Integrating a Compiler Target¶

Compiler Header and Static Library¶

ComputeMux Runtime requires the client to provide a header containing a struct or class which derives from compiler::Info, and a static library. There are no restrictions on the naming convention of these items.

Compiler CMake Integration¶

ComputeMux provides the CMake function add_mux_compiler_target which should be used in the target CMakeLists.txt, this function performs a number of tasks required to integrate a compiler target into the oneAPI Construction Kit build. These are:

Provide the CMake target for the static library containing the ComputeMux Compiler target.
Specify the fully qualified name of the class or struct that derives from compiler::Info, containing a public static get() function that returns a singleton instance of that compiler info.
Specify the path to the header containing a subclass of compiler::Info.

add_mux_compiler_target(<target>
  COMPILER_INFO <fully-qualified-name>
  HEADER_DIR <include-dir-path>/<target>)

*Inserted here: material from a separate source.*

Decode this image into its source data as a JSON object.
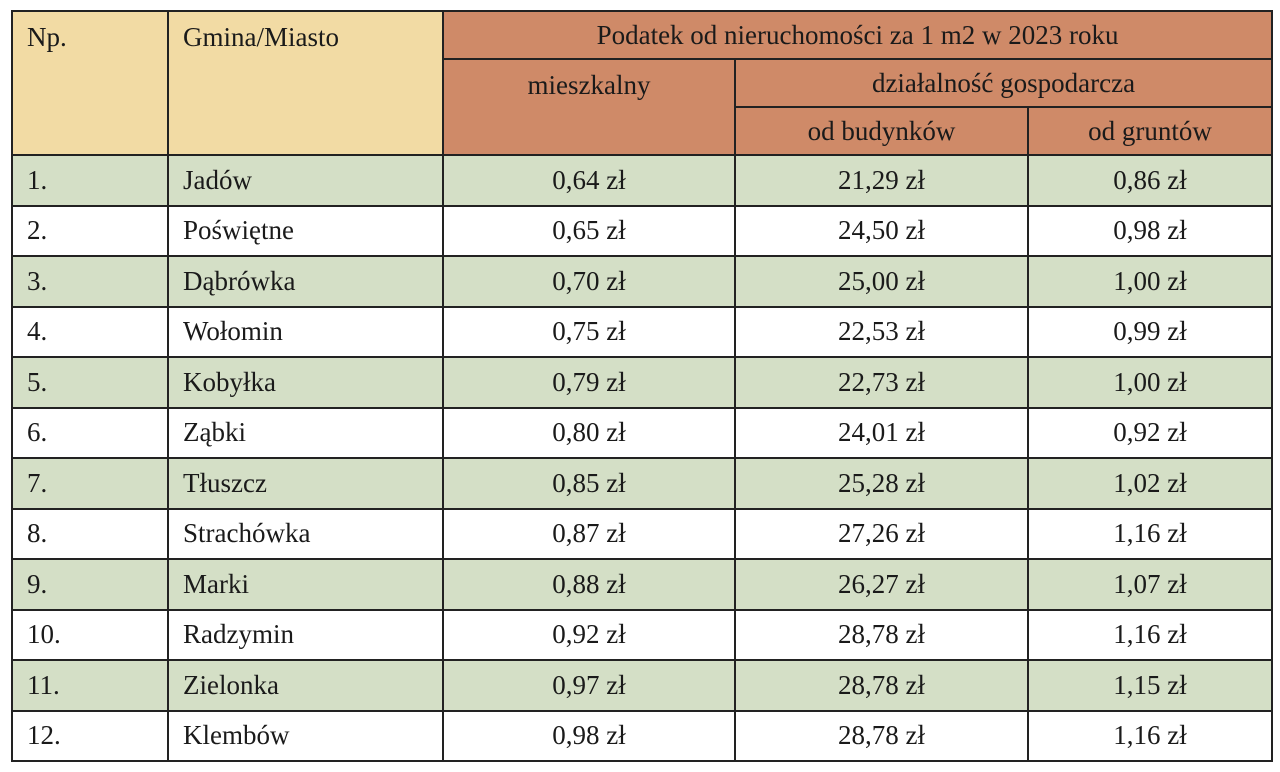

ComputeMux requires that targets are compiled with exceptions and runtime type information (RTTI) disabled. Additionally for UNIX platforms ComputeMux enables Position Independent Code generation with -fPIC, this is required for linking archives into shared libraries. The recommended way to ensure the required compiler flags are set is to use the add_ca_library CMake function in place of add_library when creating the static library containing the implementation.

Changes¶

ComputeMux maintains a change log found in changes to inform clients of changes which may effect the implementation of a target, this combined with compile time checks ensure that client targets do not have an outdated version of the generated headers. The compile time checks provide an informative message which points to the change log for quick evaluation of the changes introduced.

The generated headers contain a version triple which follows the semantic versioning scheme, the version triple is controlled by modules/mux/tools/api/mux.xml and produces the following preprocessor definitions; <TARGET>_MAJOR_VERSION, <TARGET>_MINOR_VERSION, <TARGET>_PATCH_VERSION, and a combined <TARGET>_VERSION.